Banco Bradesco is among Brazil’s leading banks, with total assets worth $338.2 billion and a market capitalization of $49.1 billion, the press release states.
The Marco Polo network implements R3’s Corda enterprise blockchain technology together with a distributed trade finance platform from TradeIX. It is designed to provide greater cost and time efficiencies — as well as transparency — to commercial banks’ traditional and structured trade finance solutions.
As reported, the network counts major global banks such as BNP Paribas, ING and Sumitomo Mitsui Banking Corporation as members. Other high-profile members include Standard Chartered Bank and NatWest, with the press release claiming that Marco Polo is ostensibly the “largest network of commercial banks leveraging blockchain for trade finance.”
As today’s press release states, the blockchain-powered platform offers technological solutions such as APIs and an ERP-embedded application designed to innovate working capital finance.

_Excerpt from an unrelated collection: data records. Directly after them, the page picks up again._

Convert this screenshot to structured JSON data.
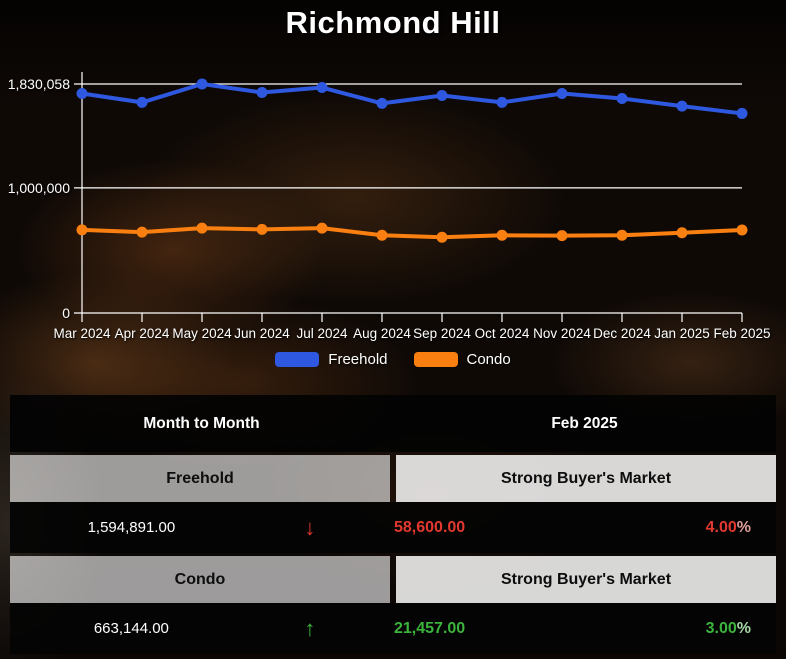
{
  "page": {
    "title": "Richmond Hill"
  },
  "chart_data": {
    "type": "line",
    "x": [
      "Mar 2024",
      "Apr 2024",
      "May 2024",
      "Jun 2024",
      "Jul 2024",
      "Aug 2024",
      "Sep 2024",
      "Oct 2024",
      "Nov 2024",
      "Dec 2024",
      "Jan 2025",
      "Feb 2025"
    ],
    "series": [
      {
        "name": "Freehold",
        "color": "#2f58e0",
        "values": [
          1754000,
          1683000,
          1830058,
          1762000,
          1802000,
          1675000,
          1738000,
          1683000,
          1754000,
          1714000,
          1653491,
          1594891
        ]
      },
      {
        "name": "Condo",
        "color": "#f97f11",
        "values": [
          664000,
          646000,
          678000,
          668000,
          678000,
          621000,
          605000,
          621000,
          618000,
          621000,
          641687,
          663144
        ]
      }
    ],
    "yticks": [
      {
        "label": "1,830,058",
        "value": 1830058
      },
      {
        "label": "1,000,000",
        "value": 1000000
      },
      {
        "label": "0",
        "value": 0
      }
    ],
    "ylim": [
      0,
      1830058
    ],
    "grid": true,
    "legend_position": "bottom",
    "axis_color": "#ffffff"
  },
  "legend": [
    {
      "label": "Freehold",
      "color": "#2f58e0"
    },
    {
      "label": "Condo",
      "color": "#f97f11"
    }
  ],
  "table": {
    "header": {
      "left": "Month to Month",
      "right": "Feb 2025"
    },
    "sections": [
      {
        "name": "Freehold",
        "market": "Strong Buyer's Market",
        "value": "1,594,891.00",
        "direction": "down",
        "arrow": "↓",
        "change_value": "58,600.00",
        "change_percent": "4.00",
        "percent_sign": "%",
        "color": "#e2382f",
        "sign_color": "#dd9e97"
      },
      {
        "name": "Condo",
        "market": "Strong Buyer's Market",
        "value": "663,144.00",
        "direction": "up",
        "arrow": "↑",
        "change_value": "21,457.00",
        "change_percent": "3.00",
        "percent_sign": "%",
        "color": "#3cb43c",
        "sign_color": "#a6d9a6"
      }
    ]
  }
}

Member banks can reportedly experiment with blockchain technology and share their implementation experience before they start to differentiate their own respective trade finance solutions on the distributed platform.

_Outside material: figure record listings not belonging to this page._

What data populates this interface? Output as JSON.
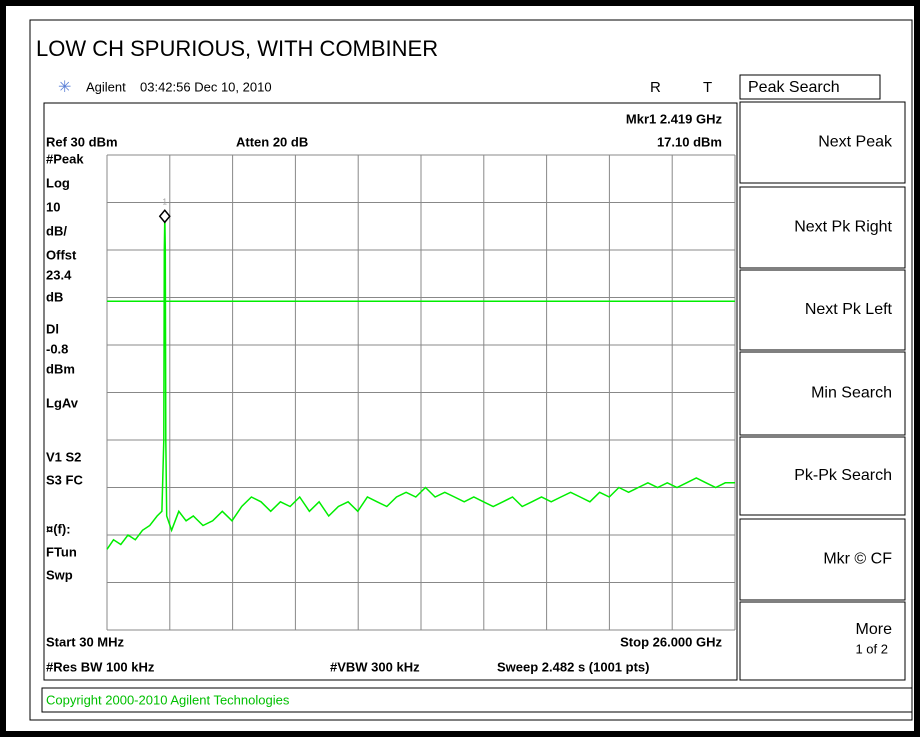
{
  "title": "LOW CH SPURIOUS, WITH COMBINER",
  "header": {
    "brand": "Agilent",
    "datetime": "03:42:56  Dec 10, 2010",
    "flag_r": "R",
    "flag_t": "T"
  },
  "annotations": {
    "ref_level": "Ref 30 dBm",
    "atten": "Atten 20 dB",
    "start": "Start 30 MHz",
    "stop": "Stop 26.000 GHz",
    "res_bw": "#Res BW 100 kHz",
    "vbw": "#VBW 300 kHz",
    "sweep": "Sweep 2.482 s (1001 pts)"
  },
  "left_panel": [
    "#Peak",
    "Log",
    "10",
    "dB/",
    "Offst",
    "23.4",
    "dB",
    "Dl",
    "-0.8",
    "dBm",
    "LgAv",
    "V1  S2",
    "S3  FC",
    "¤(f):",
    "FTun",
    "Swp"
  ],
  "marker": {
    "label": "Mkr1 2.419 GHz",
    "value_label": "17.10 dBm",
    "id": "1",
    "x": 2.419,
    "y": 17.1
  },
  "display_line": -0.8,
  "trace": {
    "xlim": [
      0.03,
      26
    ],
    "ylim": [
      -70,
      30
    ],
    "color": "#00ee00",
    "x": [
      0.03,
      0.3,
      0.6,
      0.9,
      1.2,
      1.5,
      1.8,
      2.1,
      2.3,
      2.38,
      2.4,
      2.419,
      2.44,
      2.46,
      2.5,
      2.7,
      3.0,
      3.3,
      3.6,
      4.0,
      4.4,
      4.8,
      5.2,
      5.6,
      6.0,
      6.4,
      6.8,
      7.2,
      7.6,
      8.0,
      8.4,
      8.8,
      9.2,
      9.6,
      10.0,
      10.4,
      10.8,
      11.2,
      11.6,
      12.0,
      12.4,
      12.8,
      13.2,
      13.6,
      14.0,
      14.4,
      14.8,
      15.2,
      15.6,
      16.0,
      16.4,
      16.8,
      17.2,
      17.6,
      18.0,
      18.4,
      18.8,
      19.2,
      19.6,
      20.0,
      20.4,
      20.8,
      21.2,
      21.6,
      22.0,
      22.4,
      22.8,
      23.2,
      23.6,
      24.0,
      24.4,
      24.8,
      25.2,
      25.6,
      26.0
    ],
    "y": [
      -53,
      -51,
      -52,
      -50,
      -51,
      -49,
      -48,
      -46,
      -45,
      -30,
      10,
      17.1,
      10,
      -30,
      -46,
      -49,
      -45,
      -47,
      -46,
      -48,
      -47,
      -45,
      -47,
      -44,
      -42,
      -43,
      -45,
      -43,
      -44,
      -42,
      -45,
      -43,
      -46,
      -44,
      -43,
      -45,
      -42,
      -43,
      -44,
      -42,
      -41,
      -42,
      -40,
      -42,
      -41,
      -42,
      -43,
      -42,
      -43,
      -44,
      -43,
      -42,
      -44,
      -43,
      -42,
      -43,
      -42,
      -41,
      -42,
      -43,
      -41,
      -42,
      -40,
      -41,
      -40,
      -39,
      -40,
      -39,
      -40,
      -39,
      -38,
      -39,
      -40,
      -39,
      -39
    ]
  },
  "softkeys": {
    "header": "Peak Search",
    "keys": [
      "Next Peak",
      "Next Pk Right",
      "Next Pk Left",
      "Min Search",
      "Pk-Pk Search",
      "Mkr © CF",
      "More",
      "1 of 2"
    ]
  },
  "footer": "Copyright 2000-2010 Agilent Technologies"
}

Daniel Cotti — managing director at the Center of Excellence, Banking & Trade for the Marco Polo Network — outlined the impetus for the creation of a blockchain-powered trade finance network, noting that today’s trade processes are compromised by a lack of connectivity.
This fragmentation ostensibly occurs between both financial institutions and their customers, as well as within the commercial banking sector itself and third party service providers. Cotti added that onboarding Banco Bradesco heralds Marco Polo’s first pilot in the Latin American region.
In March 2019, Marco Polo successfully conducted its first live trade finance operations in a deal involving two German firms and major local bank Commerzbank. Just a week ago, Austria’s Raiffeisen Bank International (RBI) also joined Marco Polo.
A separate trade finance blockchain platform — the IBM-powered We.trade — made its commercial debut in July 2018.